Hackman Capital Partners’ Ryan Smith reports the company is developing Culver Steps in Culver City, a mixed-use project featuring 115,000 square feet of space, including 75,000 square feet of office leased to Amazon Studios and 40,000 square feet of retail. Hackman is also redeveloping Culver Studios, a 100-year-old production facility next door to Culver Steps.
Amazon Studios took 250,000 square feet of space already, and says it will take up to 600,000 square feet of total entitled space there, bringing the facility to fully-leased. The Culver Studios project is expected to deliver in late 2020 late or early 2021.
Tenant demand is driving investment on the Westside, notes Waite, in corridors or nodes of activity.
Hackman Capital Partners’ Smith says “attrition” and lack of available space is behind the Westside renaissance.

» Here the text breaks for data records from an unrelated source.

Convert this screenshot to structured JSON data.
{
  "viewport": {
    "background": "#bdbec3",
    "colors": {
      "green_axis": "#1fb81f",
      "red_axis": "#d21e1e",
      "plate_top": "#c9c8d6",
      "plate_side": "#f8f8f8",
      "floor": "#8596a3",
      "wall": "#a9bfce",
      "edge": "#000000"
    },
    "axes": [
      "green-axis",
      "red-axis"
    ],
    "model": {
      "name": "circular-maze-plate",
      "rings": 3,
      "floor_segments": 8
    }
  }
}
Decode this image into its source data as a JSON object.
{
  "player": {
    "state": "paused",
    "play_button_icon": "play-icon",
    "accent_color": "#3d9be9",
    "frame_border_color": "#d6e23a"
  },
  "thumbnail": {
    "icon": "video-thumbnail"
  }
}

He points out the market is ultra tight, making it perhaps easier to lease a 250,000-square-foot facility on a campus environment than a 5,000-square-foot one now. That’s because there may be 30 small space options with 27 tenants seeking space, while there are two large space options with four tenants competing for the space, which means both large block options win.
Companies are making location decisions with their workforce in mind, Smith says. They plan to be in the area long-term and are making 10 to 20 year commitments. He says they are looking beyond just the price of real estate and beyond the rental rate, to consider factors such as expansion and growth opportunities, as well as things people typically look at when buying a home, including school districts or fire departments.